Lastly: the late, great Peter Yates. I had the great honour of Peter teaching and coaching me in rowing as the varsity coxen for the boys.  He taught me how to work among men. He absolutely taught me how to stand in my own space among men, and in my legal career, I had to do that right from the onset. I’m forever grateful to Peter for his lessons.

HK: In what ways did your Shawnigan experience shape your life after?

LG: That’s a big question.

HK: It’s a big question. It’s a thread you could unravel an entire sweater with.

LG: I feel like it’s in the finer details that Shawnigan really shines. For me, Shawnigan raised the bar with respect to all the finer details. It taught me about the need for community, to give back, and to stay connected.  I am certain I would not have had the relationships and learnings I had at Shawnigan at a different school.

Lisa G. (second from right) and
the first girls of Schoolhouse, 1989.
I learned that community has a direct connection to happiness when I experienced life at Shawnigan.  All the research and data show us that connectedness and community raises our happiness and joy. But I don’t know if I would have seen it as clearly if I hadn’t lived it at Shawnigan.

HK: What made you decide to become a member of the Shawnigan Board of Governors?

LG: It all comes back to the influence that Shawnigan had on me and how positively it impacted my adolescence and who I am today. Consequently, I am going to work extremely hard to ensure that other young people can have the Shawnigan experience. If I can play a small role in that delivery, and have young people 30 or 40 years out reflect and perhaps recognize, “oh, it was the finer details that really changed my life;” that’s why I do it. I do it because I benefited so greatly from Shawnigan and I want that benefit to always continue.

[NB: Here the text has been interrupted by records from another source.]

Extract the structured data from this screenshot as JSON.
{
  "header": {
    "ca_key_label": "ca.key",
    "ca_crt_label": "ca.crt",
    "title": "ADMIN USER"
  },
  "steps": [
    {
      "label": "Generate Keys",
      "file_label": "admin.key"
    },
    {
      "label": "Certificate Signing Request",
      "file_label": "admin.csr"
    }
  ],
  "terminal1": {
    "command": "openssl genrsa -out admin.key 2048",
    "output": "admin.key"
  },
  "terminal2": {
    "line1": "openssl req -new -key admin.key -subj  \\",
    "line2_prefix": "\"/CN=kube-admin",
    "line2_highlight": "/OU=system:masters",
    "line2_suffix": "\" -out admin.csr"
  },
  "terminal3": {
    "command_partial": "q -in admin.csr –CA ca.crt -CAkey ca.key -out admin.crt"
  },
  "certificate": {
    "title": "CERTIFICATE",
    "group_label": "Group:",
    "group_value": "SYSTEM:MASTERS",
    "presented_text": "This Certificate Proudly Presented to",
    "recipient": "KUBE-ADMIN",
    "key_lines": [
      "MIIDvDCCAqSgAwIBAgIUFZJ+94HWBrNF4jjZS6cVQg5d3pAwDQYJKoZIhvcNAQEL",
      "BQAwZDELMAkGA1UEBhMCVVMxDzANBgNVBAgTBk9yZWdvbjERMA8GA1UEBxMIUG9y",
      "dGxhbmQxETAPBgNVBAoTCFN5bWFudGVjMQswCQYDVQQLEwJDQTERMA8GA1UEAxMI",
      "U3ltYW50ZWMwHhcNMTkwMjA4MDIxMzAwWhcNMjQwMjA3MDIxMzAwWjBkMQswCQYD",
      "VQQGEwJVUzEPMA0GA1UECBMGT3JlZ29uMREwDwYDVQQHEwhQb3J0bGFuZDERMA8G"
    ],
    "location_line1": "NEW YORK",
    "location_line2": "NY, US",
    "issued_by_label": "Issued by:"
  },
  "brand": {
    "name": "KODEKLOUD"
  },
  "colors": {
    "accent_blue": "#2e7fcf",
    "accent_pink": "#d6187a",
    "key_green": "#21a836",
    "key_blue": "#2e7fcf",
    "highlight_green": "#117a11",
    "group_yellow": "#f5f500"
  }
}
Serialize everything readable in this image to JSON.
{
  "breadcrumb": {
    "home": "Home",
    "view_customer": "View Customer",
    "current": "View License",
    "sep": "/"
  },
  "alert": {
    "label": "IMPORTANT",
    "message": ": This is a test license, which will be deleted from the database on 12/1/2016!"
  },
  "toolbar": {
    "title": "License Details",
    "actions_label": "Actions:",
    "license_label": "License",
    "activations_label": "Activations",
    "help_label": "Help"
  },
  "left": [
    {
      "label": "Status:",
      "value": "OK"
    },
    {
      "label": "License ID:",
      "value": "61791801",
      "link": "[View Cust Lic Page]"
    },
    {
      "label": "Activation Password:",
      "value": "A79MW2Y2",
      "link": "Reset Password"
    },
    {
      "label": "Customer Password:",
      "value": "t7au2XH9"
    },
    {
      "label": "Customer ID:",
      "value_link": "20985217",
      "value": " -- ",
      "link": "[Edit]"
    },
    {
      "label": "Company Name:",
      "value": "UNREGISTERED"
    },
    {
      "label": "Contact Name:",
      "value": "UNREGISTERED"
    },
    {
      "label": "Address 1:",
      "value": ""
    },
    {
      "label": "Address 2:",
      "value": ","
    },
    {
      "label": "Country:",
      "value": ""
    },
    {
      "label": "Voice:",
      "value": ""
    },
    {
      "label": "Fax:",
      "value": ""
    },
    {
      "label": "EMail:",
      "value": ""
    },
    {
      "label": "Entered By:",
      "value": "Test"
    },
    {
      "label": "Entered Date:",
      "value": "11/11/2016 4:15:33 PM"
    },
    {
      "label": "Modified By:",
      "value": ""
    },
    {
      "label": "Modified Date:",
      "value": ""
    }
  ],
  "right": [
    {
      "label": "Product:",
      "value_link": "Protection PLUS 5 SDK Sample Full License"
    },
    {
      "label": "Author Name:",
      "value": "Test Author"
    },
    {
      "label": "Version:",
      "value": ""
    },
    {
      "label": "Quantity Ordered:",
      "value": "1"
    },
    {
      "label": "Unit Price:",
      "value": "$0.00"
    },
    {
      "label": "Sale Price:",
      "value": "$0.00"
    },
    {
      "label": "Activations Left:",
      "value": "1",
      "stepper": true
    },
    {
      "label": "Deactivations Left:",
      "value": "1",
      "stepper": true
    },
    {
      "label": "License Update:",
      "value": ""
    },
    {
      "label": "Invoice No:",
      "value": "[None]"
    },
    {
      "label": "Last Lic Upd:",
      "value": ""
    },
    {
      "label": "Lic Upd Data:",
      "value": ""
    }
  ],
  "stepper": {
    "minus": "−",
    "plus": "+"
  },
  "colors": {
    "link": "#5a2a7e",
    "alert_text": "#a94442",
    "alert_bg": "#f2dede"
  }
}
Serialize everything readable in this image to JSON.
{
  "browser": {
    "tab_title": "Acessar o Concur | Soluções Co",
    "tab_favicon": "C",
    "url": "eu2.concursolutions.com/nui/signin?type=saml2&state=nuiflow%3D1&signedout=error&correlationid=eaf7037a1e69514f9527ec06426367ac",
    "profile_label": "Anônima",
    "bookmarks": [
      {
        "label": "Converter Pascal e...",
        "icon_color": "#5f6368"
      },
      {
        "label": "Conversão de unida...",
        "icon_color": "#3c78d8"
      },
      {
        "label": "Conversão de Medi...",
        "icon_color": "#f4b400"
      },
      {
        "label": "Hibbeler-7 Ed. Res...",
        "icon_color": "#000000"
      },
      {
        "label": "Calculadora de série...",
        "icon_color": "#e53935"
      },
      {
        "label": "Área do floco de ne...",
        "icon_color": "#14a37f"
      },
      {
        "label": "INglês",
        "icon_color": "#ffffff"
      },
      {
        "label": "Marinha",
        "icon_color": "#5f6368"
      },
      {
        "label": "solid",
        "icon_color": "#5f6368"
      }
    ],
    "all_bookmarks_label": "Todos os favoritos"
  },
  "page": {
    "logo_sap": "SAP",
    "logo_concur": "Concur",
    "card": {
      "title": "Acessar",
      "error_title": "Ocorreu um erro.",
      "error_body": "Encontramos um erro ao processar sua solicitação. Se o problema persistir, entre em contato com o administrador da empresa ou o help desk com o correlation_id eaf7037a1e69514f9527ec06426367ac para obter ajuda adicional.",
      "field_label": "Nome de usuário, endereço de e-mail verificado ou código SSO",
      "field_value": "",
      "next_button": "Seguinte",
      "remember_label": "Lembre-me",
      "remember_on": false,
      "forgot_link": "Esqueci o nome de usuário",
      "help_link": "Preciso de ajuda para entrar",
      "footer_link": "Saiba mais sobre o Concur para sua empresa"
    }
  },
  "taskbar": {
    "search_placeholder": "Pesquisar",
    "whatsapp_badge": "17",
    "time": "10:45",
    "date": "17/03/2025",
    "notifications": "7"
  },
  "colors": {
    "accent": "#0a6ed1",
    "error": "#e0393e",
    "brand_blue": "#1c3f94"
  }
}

HK: How has being on the Board changed your perspective of Shawnigan?

LG: Again, it comes back to the staff, who were so influential in my life. The campus is beautiful. We have a world class facility, and we are so proud of it, but that’s not what makes us special and unique. That’s not what hones in on those finer details. It’s the people working on that campus, facilitating, and delivering on that incredible education, which is a life education not necessarily just an academic one.

As a fifteen-, sixteen- and seventeen-year-old, I took it all for granted. Of course the staff worked hard! Now being on the Board, I know how hard they work. Our staff live and breathe this; this is their delivery; this is who they are. This is not a job; this is a life. That has come through to me loud and clear on the Board: how blessed I was to have been granted a Shawnigan education and how blessed our students are. If they don’t realize it now, they will realize it later.

For me, what is so clear and so special is the connections that we all have that are fostered and nurtured through a great love of our School. Where else is there an environment that creates that connectedness? We all are connected through this love and strong desire to give youth the tools to go out as global citizens and improve the world in their own unique way. This is what Shawnigan does.
Lisa G. speaking at the Shawnigan Centennial, 2016.

The interview featured in this article has been shortened for clarity and brevity.